The key word is “continue”. 

   At a recent in-town at our house dinner-table discussion with grand-children about how school was going, the question came up: was our grandson in the 3rdgrade ready to make the transition from East Elementary to C.L.Jones?  After giving it some thought, he boldly announced he would consent to going into the 4th grade but after that he wasn’t sure how much more knowledge his head could hold.

   The key word is “continue on”!  Young/old, 3rd grade, 8th grade, HS graduate, college graduate, do we ever stop learning from our mistakes? stop growing & gaining experience? stop putting our knowledge of life & faith in God & how things work to the test? 

   Does the student who finally gets a Driver’s License not drive?  Does the student who gets a high school diploma, not have to think, not have to do math anymore?  Does a golfer stop golfing when he has a bad day & a horrible score? Do Christians stop believing if the believing isn’t as easy or satisfying or rewarding as one thought it might be?  

   In every age, for every generation of Christians who seek to practice the presence & love of Jesus in their lives, Jesus continues to make the fullness & richness & strength & of God’s name, Father, Son, and Holy Spirit known to us in His Word & in celebrating the Sacrament of Holy Communion. The question is, the question you four will be asked in a few minutes is: will you continue on in what you know of God’s name & God’s saving grace? will you continue on in what Jesus wants YOU to share with others in worship & fellowship, in words & actions?

   I ran across an interesting comparison recently where a German philosopher named Schopenhauer compared the human race, compared you & me & those sitting around you to a bunch of porcupines huddling together on a cold winter’s night.  He said,

   “The colder it gets outside, the more we humans huddle together for warmth; but the closer we get to one another, the more we hurt one another with our sharp quills.
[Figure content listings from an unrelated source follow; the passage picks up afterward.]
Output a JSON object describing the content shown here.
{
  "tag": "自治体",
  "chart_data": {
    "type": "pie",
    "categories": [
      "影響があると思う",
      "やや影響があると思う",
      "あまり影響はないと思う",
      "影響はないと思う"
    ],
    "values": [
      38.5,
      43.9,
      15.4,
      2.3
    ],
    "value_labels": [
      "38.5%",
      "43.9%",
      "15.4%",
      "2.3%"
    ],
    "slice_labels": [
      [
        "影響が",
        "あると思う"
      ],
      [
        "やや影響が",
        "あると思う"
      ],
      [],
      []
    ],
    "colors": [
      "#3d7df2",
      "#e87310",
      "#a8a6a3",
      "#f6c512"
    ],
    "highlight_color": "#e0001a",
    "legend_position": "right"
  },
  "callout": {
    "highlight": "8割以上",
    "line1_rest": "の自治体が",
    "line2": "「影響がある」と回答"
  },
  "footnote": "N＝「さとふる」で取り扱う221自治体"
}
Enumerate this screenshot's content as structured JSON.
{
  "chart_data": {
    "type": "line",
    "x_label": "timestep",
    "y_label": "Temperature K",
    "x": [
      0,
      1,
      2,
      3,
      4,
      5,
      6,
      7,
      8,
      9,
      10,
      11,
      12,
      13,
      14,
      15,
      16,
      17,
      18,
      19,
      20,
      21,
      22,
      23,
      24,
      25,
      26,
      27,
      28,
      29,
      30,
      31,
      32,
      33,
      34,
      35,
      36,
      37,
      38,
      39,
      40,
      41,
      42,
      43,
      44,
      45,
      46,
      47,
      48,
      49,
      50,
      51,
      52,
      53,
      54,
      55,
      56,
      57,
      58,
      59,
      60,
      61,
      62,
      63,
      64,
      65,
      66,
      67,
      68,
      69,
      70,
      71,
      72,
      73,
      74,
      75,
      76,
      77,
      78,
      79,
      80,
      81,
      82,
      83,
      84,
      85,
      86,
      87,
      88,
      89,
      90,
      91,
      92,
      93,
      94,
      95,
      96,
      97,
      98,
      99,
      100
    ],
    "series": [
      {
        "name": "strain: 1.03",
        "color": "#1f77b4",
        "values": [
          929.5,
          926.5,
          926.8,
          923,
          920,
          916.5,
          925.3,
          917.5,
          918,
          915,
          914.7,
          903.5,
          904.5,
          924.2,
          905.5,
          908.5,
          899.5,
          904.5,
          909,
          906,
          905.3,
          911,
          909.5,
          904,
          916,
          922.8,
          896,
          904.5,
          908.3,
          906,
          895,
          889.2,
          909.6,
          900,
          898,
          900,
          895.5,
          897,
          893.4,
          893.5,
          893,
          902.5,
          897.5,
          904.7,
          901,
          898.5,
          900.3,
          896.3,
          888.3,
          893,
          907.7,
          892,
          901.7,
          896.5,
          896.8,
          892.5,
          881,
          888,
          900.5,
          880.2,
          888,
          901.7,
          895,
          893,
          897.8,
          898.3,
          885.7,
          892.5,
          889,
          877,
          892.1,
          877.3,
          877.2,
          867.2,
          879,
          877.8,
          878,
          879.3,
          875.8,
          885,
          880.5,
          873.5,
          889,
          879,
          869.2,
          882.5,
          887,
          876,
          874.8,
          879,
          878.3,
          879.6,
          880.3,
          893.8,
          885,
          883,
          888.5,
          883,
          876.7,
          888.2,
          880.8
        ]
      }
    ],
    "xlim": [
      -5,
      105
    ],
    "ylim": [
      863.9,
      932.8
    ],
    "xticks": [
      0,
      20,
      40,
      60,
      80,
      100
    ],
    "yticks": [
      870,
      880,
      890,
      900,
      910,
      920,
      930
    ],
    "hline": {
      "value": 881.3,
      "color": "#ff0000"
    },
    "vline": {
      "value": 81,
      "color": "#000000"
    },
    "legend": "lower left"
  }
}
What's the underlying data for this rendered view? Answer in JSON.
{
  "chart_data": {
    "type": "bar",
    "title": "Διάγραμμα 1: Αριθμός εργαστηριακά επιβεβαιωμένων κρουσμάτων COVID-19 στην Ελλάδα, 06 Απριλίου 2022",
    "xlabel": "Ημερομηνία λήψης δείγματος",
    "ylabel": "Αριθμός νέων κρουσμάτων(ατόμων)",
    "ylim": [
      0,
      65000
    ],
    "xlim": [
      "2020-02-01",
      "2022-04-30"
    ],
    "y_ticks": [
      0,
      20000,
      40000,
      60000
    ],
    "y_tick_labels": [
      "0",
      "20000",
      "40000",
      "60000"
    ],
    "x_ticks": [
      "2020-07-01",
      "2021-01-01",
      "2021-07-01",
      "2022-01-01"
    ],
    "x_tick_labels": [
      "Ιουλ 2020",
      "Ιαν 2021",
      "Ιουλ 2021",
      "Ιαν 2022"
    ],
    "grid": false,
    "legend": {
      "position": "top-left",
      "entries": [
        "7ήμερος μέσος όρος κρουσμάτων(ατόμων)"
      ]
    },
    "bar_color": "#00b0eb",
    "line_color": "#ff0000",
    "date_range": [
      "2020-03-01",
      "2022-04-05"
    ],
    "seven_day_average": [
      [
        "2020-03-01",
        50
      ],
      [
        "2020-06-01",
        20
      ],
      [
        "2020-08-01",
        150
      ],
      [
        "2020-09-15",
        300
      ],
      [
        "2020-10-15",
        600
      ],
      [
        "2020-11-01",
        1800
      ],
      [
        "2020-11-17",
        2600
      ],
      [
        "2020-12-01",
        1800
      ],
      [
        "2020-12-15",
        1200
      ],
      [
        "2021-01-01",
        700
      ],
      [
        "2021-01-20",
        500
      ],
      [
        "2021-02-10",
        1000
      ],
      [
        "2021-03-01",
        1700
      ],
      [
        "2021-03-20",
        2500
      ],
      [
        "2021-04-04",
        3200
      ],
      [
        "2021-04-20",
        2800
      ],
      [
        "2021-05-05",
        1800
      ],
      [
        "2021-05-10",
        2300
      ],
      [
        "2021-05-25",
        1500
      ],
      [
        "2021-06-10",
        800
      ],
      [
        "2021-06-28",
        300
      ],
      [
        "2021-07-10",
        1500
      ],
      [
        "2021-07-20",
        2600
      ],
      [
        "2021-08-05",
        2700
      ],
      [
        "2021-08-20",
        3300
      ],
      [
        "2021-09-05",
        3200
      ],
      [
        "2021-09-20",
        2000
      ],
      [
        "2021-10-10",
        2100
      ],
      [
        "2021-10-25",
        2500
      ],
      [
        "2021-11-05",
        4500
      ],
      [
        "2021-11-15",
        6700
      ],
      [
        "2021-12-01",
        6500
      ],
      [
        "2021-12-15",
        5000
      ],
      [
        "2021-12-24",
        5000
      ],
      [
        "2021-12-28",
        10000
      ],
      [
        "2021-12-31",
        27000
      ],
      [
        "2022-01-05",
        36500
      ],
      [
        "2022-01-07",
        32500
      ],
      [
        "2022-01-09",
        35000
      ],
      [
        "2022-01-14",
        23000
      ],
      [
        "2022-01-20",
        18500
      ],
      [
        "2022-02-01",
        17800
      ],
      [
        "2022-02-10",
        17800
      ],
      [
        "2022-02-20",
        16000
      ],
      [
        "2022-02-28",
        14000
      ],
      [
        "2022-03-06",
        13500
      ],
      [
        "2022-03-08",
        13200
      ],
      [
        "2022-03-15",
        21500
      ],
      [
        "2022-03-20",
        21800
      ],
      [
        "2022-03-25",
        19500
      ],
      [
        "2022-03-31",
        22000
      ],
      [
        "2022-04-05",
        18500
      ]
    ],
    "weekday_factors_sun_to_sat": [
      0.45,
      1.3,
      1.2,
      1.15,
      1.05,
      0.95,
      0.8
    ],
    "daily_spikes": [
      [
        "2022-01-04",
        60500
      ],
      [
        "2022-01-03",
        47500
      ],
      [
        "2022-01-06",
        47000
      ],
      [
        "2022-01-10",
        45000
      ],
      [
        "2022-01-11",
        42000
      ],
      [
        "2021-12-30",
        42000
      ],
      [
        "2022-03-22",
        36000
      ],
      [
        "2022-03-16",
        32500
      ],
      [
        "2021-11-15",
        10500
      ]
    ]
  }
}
And in the lonely night of earth’s harsh winter and deep darkness - eventually we sinful human beings begin to drift apart and wander out on our own and freeze to death in our loneliness.”

  From the very beginning, as human beings created in God’s image, God created us with a need for companionship.  In Genesis 1 where it says Adam, enjoyed sinless fellowship, Adam enjoyed perfect communion & harmony with God his Creator, it also says Adam still had a desire for one of his own kind. So God created Eve & God has created institutions such as marriage & family & church & communities of faith to meet our on-going, continuing need for belonging & sharing. . .

   The Jesus we believe in is well aware of our need for closeness & companionship, and Jesus is also well aware of the “sharp quills” and “loneliness” and the indifference to & the resistance to Christianity we face in the process.  In His final prayer to His Father in heaven, just hours before He would be suspended on the cross, Jesus prayed for the unity of all those who believed in Him. 

   Jesus knew and He knows today how much spiritual, sacrificial, unselfish, supernatural help we as sinners --and the good news is God answers Jesus’ prayer and meets our need and helps us.

   If there is one place where the pain & pettiness & pushiness & defensiveness & impatience & sharp-edges of life do not drive us into ourselves or away from others, let it be this place. Here every Sunday in worship, in Jesus’ Word, at this Table where Jesus is truly pre-sent, Jesus continues to make known God’s good name & and makes God’s rich grace & love & forgiveness in Christ available to us now & always.

   The good news is not just that coming here on Wednesday is over for you, but that you are about to publicly confirm your faith in the living, resurrected Lord Jesus, whose triumphant victory over sin & death continues through faith in Christ every day.

   May the living, triumphant, ever-present Christ abide in YOU and may YOU and all of us keep coming to and continue to abide in Him.